If this had been the only incident of Gee making eyebrow-raising remarks, it probably would not have caused such a stir. Unfortunately, they were only the latest in a long line of relatively innocent, but inappropriate, things that have come out of the president’s mouth. In a 2011 press conference regarding NCAA violations committed by several Ohio State football players that had been covered up by then-OSU football coach Jim Tressel, Gee seemed to dismiss the seriousness of the situation by answering a question about Tressel’s future at OSU by saying – again, jokingly – “I just hope the coach doesn’t dismiss me.” Just last year, he was forced to apologize for comparing coordination of the university’s many divisions to running the Polish army, angering Polish groups. He angered a group of nuns with a comment that OSU’s football opponents weren’t like playing the Little Sisters of the Poor, and he once called then-Gov. George Voinovich a “damn dummy.”

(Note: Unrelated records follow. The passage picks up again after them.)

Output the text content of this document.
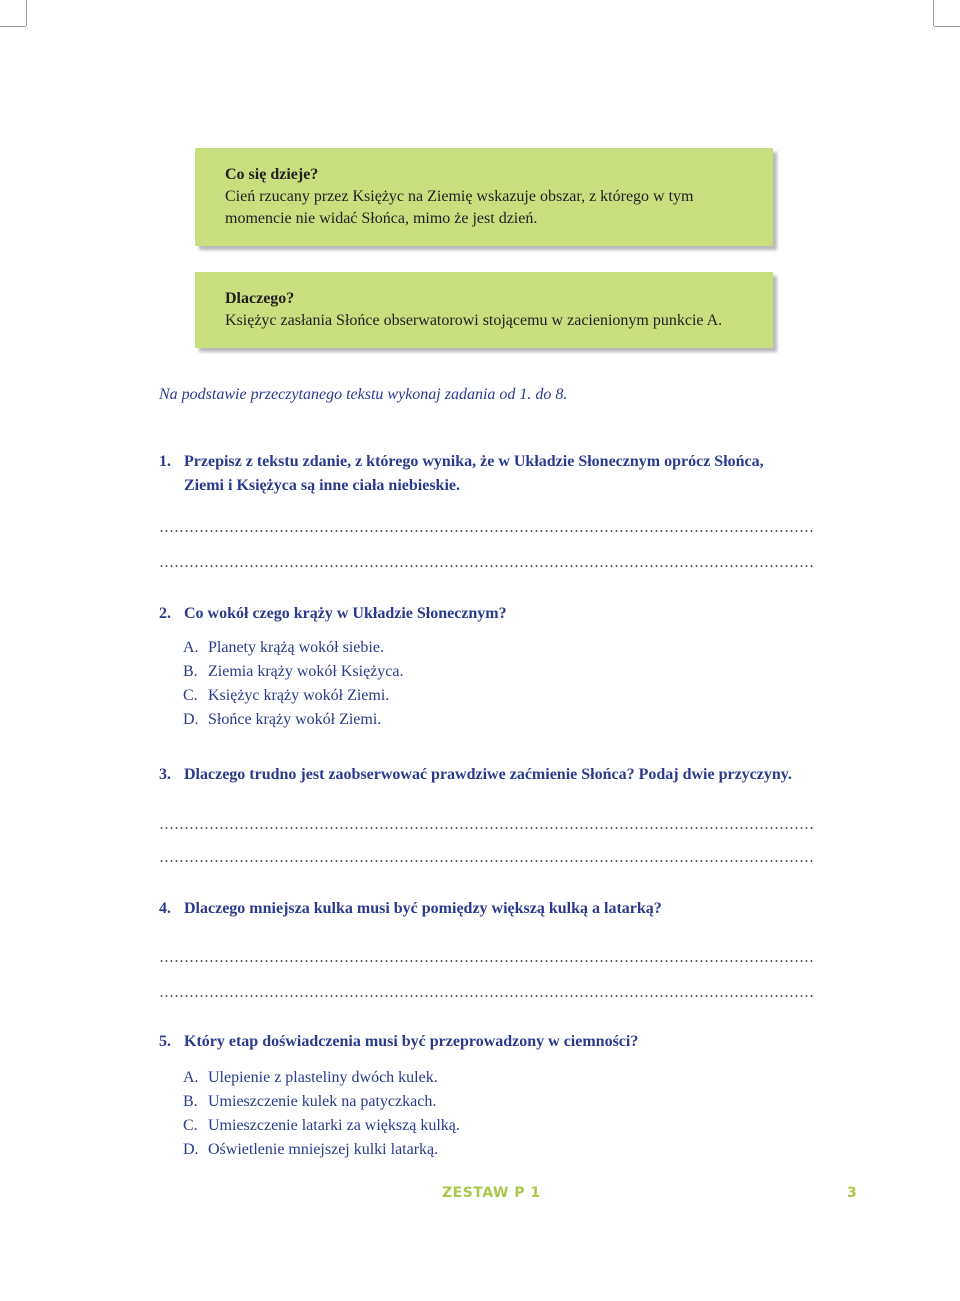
Co się dzieje?
Cień rzucany przez Księżyc na Ziemię wskazuje obszar, z którego w tym
momencie nie widać Słońca, mimo że jest dzień.
Dlaczego?
Księżyc zasłania Słońce obserwatorowi stojącemu w zacienionym punkcie A.
Na podstawie przeczytanego tekstu wykonaj zadania od 1. do 8.
1. Przepisz z tekstu zdanie, z którego wynika, że w Układzie Słonecznym oprócz Słońca,
Ziemi i Księżyca są inne ciała niebieskie.
2. Co wokół czego krąży w Układzie Słonecznym?
A. Planety krążą wokół siebie.
B. Ziemia krąży wokół Księżyca.
C. Księżyc krąży wokół Ziemi.
D. Słońce krąży wokół Ziemi.
3. Dlaczego trudno jest zaobserwować prawdziwe zaćmienie Słońca? Podaj dwie przyczyny.
4. Dlaczego mniejsza kulka musi być pomiędzy większą kulką a latarką?
5. Który etap doświadczenia musi być przeprowadzony w ciemności?
A. Ulepienie z plasteliny dwóch kulek.
B. Umieszczenie kulek na patyczkach.
C. Umieszczenie latarki za większą kulką.
D. Oświetlenie mniejszej kulki latarką.
ZESTAW P 1	3
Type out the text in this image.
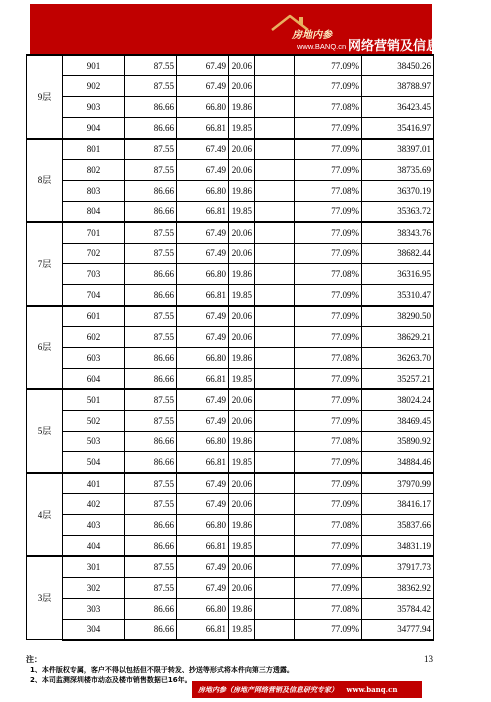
房地内参
www.BANQ.cn 网络营销及信息研究专家
9层	901	87.55	67.49	20.06		77.09%	38450.26	
	902	87.55	67.49	20.06		77.09%	38788.97	
	903	86.66	66.80	19.86		77.08%	36423.45	
	904	86.66	66.81	19.85		77.09%	35416.97	
8层	801	87.55	67.49	20.06		77.09%	38397.01	
	802	87.55	67.49	20.06		77.09%	38735.69	
	803	86.66	66.80	19.86		77.08%	36370.19	
	804	86.66	66.81	19.85		77.09%	35363.72	
7层	701	87.55	67.49	20.06		77.09%	38343.76	
	702	87.55	67.49	20.06		77.09%	38682.44	
	703	86.66	66.80	19.86		77.08%	36316.95	
	704	86.66	66.81	19.85		77.09%	35310.47	
6层	601	87.55	67.49	20.06		77.09%	38290.50	
	602	87.55	67.49	20.06		77.09%	38629.21	
	603	86.66	66.80	19.86		77.08%	36263.70	
	604	86.66	66.81	19.85		77.09%	35257.21	
5层	501	87.55	67.49	20.06		77.09%	38024.24	
	502	87.55	67.49	20.06		77.09%	38469.45	
	503	86.66	66.80	19.86		77.08%	35890.92	
	504	86.66	66.81	19.85		77.09%	34884.46	
4层	401	87.55	67.49	20.06		77.09%	37970.99	
	402	87.55	67.49	20.06		77.09%	38416.17	
	403	86.66	66.80	19.86		77.08%	35837.66	
	404	86.66	66.81	19.85		77.09%	34831.19	
3层	301	87.55	67.49	20.06		77.09%	37917.73	
	302	87.55	67.49	20.06		77.09%	38362.92	
	303	86.66	66.80	19.86		77.08%	35784.42	
	304	86.66	66.81	19.85		77.09%	34777.94	
注：
1、本件版权专属，客户不得以包括但不限于转发、抄送等形式将本件向第三方透露。
2、本司监测深圳楼市动态及楼市销售数据已16年。
13
房地内参（房地产网络营销及信息研究专家） www.banq.cn
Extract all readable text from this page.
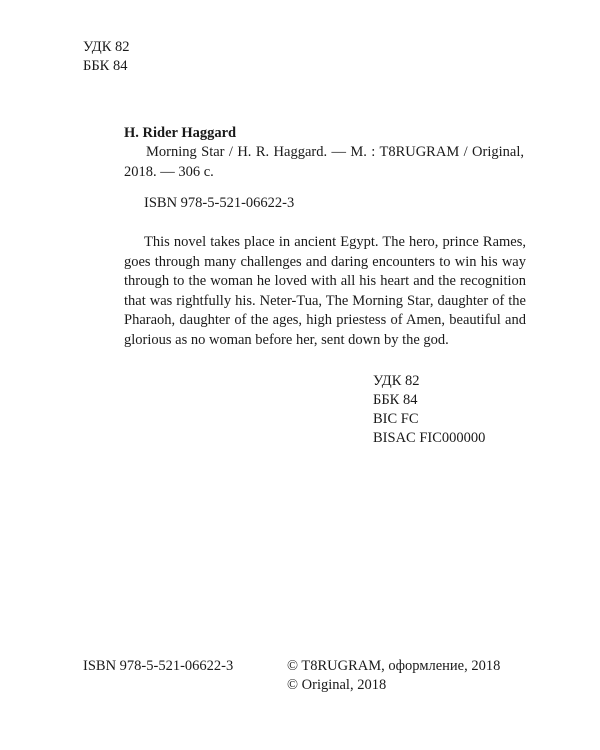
УДК 82
ББК 84
H. Rider Haggard
Morning Star / H. R. Haggard. — M. : T8RUGRAM / Original, 2018. — 306 c.
ISBN 978-5-521-06622-3
This novel takes place in ancient Egypt. The hero, prince Rames, goes through many challenges and daring encounters to win his way through to the woman he loved with all his heart and the recognition that was rightfully his. Neter-Tua, The Morning Star, daughter of the Pharaoh, daughter of the ages, high priestess of Amen, beautiful and glorious as no woman before her, sent down by the god.
УДК 82
ББК 84
BIC FC
BISAC FIC000000
ISBN 978-5-521-06622-3	© T8RUGRAM, оформление, 2018
© Original, 2018
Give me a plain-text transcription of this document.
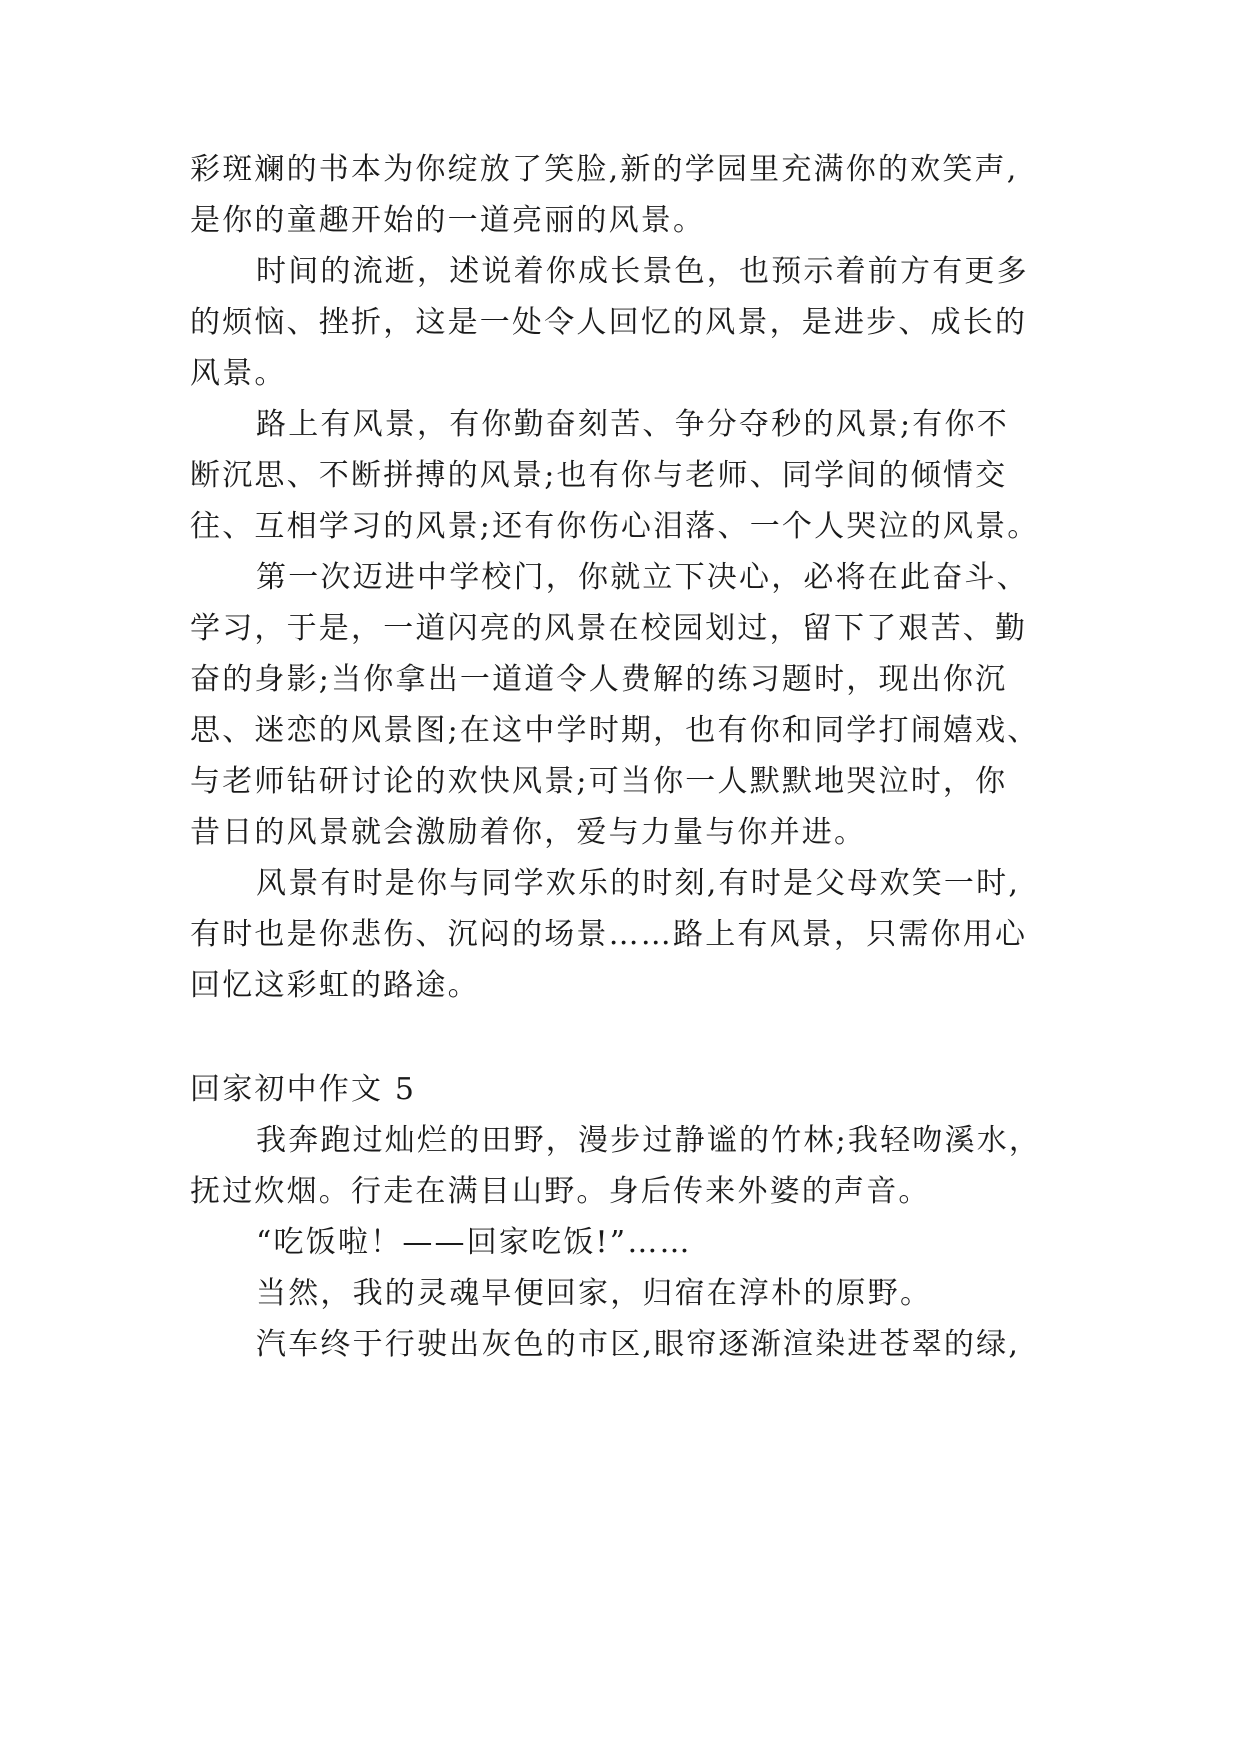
彩斑斓的书本为你绽放了笑脸,新的学园里充满你的欢笑声,
是你的童趣开始的一道亮丽的风景。
时间的流逝，述说着你成长景色，也预示着前方有更多
的烦恼、挫折，这是一处令人回忆的风景，是进步、成长的
风景。
路上有风景，有你勤奋刻苦、争分夺秒的风景;有你不
断沉思、不断拼搏的风景;也有你与老师、同学间的倾情交
往、互相学习的风景;还有你伤心泪落、一个人哭泣的风景。
第一次迈进中学校门，你就立下决心，必将在此奋斗、
学习，于是，一道闪亮的风景在校园划过，留下了艰苦、勤
奋的身影;当你拿出一道道令人费解的练习题时，现出你沉
思、迷恋的风景图;在这中学时期，也有你和同学打闹嬉戏、
与老师钻研讨论的欢快风景;可当你一人默默地哭泣时，你
昔日的风景就会激励着你，爱与力量与你并进。
风景有时是你与同学欢乐的时刻,有时是父母欢笑一时,
有时也是你悲伤、沉闷的场景……路上有风景，只需你用心
回忆这彩虹的路途。
回家初中作文 5
我奔跑过灿烂的田野，漫步过静谧的竹林;我轻吻溪水，
抚过炊烟。行走在满目山野。身后传来外婆的声音。
“吃饭啦！——回家吃饭!”……
当然，我的灵魂早便回家，归宿在淳朴的原野。
汽车终于行驶出灰色的市区,眼帘逐渐渲染进苍翠的绿,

His off-the-cuff remarks, while largely innocent, and never malicious, have not only harmed the university’s reputation, but have begun to overshadowed Gee’s own many accomplishments. He is beginning to seem more like a buffoon than a first-rate college administrator. And he is a first-rate administrator. He also is a first-rate fundraiser who was well into a $2.5 billion campaign at Ohio State. In 2010, Time magazine named him the best college president in the U.S.

It is a shame it came to this, but Gee has repeatedly shown that he will not – or cannot – control what comes out of his mouth. It probably is good for both Gee and the university that he step away.